Ronei havia dito na noite anterior que café da manhã só a partir das 8h. Mas como eu tinha que resolver o problema de dinheiro em Bom Jesus do Amparo, e banco lá só abre às 11 horas, não adiantava eu sair cedo. Então me dei quase duas horas a mais de sono, acordei às sete e foi comer meu desjejum. Ronei chegou logo depois, tomando achocolatado e comendo pão. Começamos a conversa e logo estávamos falando de música, leis de incentivo, projetos, financiamento coletivo e outros assuntos que me cativam. Ele é fotógrafo, tem dois livros lançados, e obras suas decoram as paredes da pousada. Temos vários conhecidos em comum, gente de banda e produção. O Ramos chegou logo depois e contou emocionado do show do Steve Vai que ele foi, fardado. “Olha aqui, até arrepio!”. Magro, alto, de fala mansa e cativante, Ronei contava também das caminhadas de três ou quatro dias que faz pela região. Contei do projeto AT e fiquei de entrar em contato pra gente fazer alguma caminhada na região.

Com o sol já quente peguei o asfalto pros 14 quilômetros até Bom Jesus do Amparo. Com exceção da bela fazenda Cabo de Agosto, citada por Saint-Hilaire no seu relato do século XIX, nada chama atenção.

Já pouco depois das onze, quando acaba de tirar a foto da igreja em Bom Jesus, Fernando chegou. “Até que você andou bem! Oi, eu sou o Fernando”. Ronei já tinha me falado dele. Disse que divulgava mais a Estrada Real que o próprio Instituto. Batemos papo, trocamos fotos e ele quis saber se eu tinha um tempinho pra escrever no livro de registros que mantém. Na pequena e organizado biblioteca municipal onde trabalha, ele me mostra orgulhoso os quatro livros já completos e o outro pela metade. “Só escreve na página de cá que nessa eu vou colar as fotos”. De sorriso largo e sincero, conta que recolhe doações de livros pra biblioteca. “O editor da Martins Fontes fez a Estrada e eu fiquei esperando ele ali na ponte, que eu sabia que ele tinha que passar. Perguntei pra ele qual livro de caminhada era fundamental. Ele disse que era o Senhor dos Anéis, que eles lançaram. Mas aqui não tem. Então ele mandou pra gente”, conta sorrindo. Fernando fala da cidade, das serras, da Estrada, e em cada frase dá pra sentir o entusiasmo e a paixão dele pelo assunto.  Dá vontade de ficar horas.

Mas eu tenho coisas mais chatas pra fazer: vou no banco, saco dinheiro suficiente para as despesas até a próxima agência e caminho com Fernando até a porta da sua casa.
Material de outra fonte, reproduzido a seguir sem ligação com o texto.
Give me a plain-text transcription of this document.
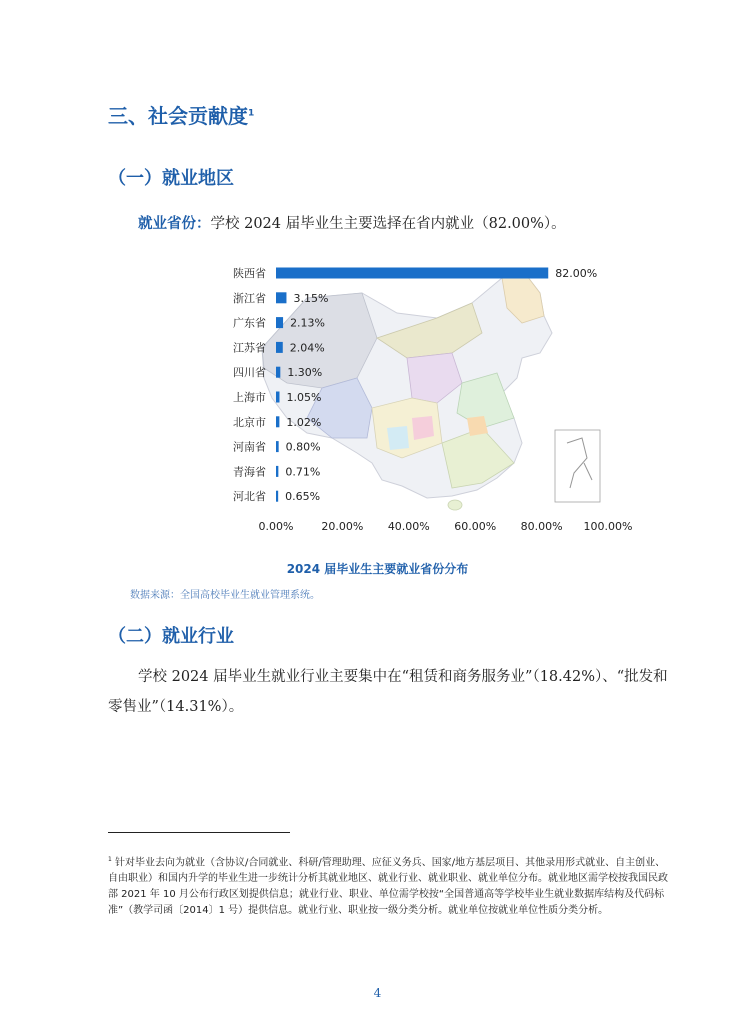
三、社会贡献度$^1$
（一）就业地区
就业省份：学校 2024 届毕业生主要选择在省内就业（82.00%）。
陕西省	82.00%
浙江省 3.15%
广东省 2.13%
江苏省 2.04%
四川省 1.30%
上海市 1.05%
北京市 1.02%
河南省 0.80%
青海省 0.71%
河北省 0.65%
0.00%	20.00% 40.00% 60.00% 80.00% 100.00%
2024 届毕业生主要就业省份分布
数据来源：全国高校毕业生就业管理系统。
（二）就业行业
学校 2024 届毕业生就业行业主要集中在“租赁和商务服务业”（18.42%）、“批发和零售业”（14.31%）。
$^1$ 针对毕业去向为就业（含协议/合同就业、科研/管理助理、应征义务兵、国家/地方基层项目、其他录用形式就业、自主创业、自由职业）和国内升学的毕业生进一步统计分析其就业地区、就业行业、就业职业、就业单位分布。就业地区需学校按我国民政部 2021 年 10 月公布行政区划提供信息；就业行业、职业、单位需学校按“全国普通高等学校毕业生就业数据库结构及代码标准”（教学司函〔2014〕1 号）提供信息。就业行业、职业按一级分类分析。就业单位按就业单位性质分类分析。
4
Já são 12:30. “Eu só não recomendo ninguém a sair daqui depois de 13:30, por causa da região dos eucaliptos. Nem de bicicleta”.

A região dos eucaliptos… O guia da instituto já alertava, que era preciso atenção  nesse próximo trecho até Cocais. O que nem o Guia nem o Fernando nem ninguém que eu li relato da Estrada Real fala é que esse é o trecho menos divertido da viagem. Nem o fato de um tatu ter cruzado a minha frente, nem a siriema na estrada, nem o fato de um bando de macacos ficarem fazendo algazarra, como que tirando sarro da minha cara, melhoraram meu humor. Primeiro porque a paisagem não tem nada demais, se comparado com os dias anteriores. Segundo, porque parte do trecho é feito em asfalto e é preciso cruzar uma rodovia movimentada e mesmo depois de pegar a estrada de chão você fica mais de uma hora ouvindo o zunido de carros e caminhões cruzando a rodovia ao longe. E quando vê esta cruzando a mesma rodovia, indo em direção a um posto de gasolina, sem marcos de sinalização.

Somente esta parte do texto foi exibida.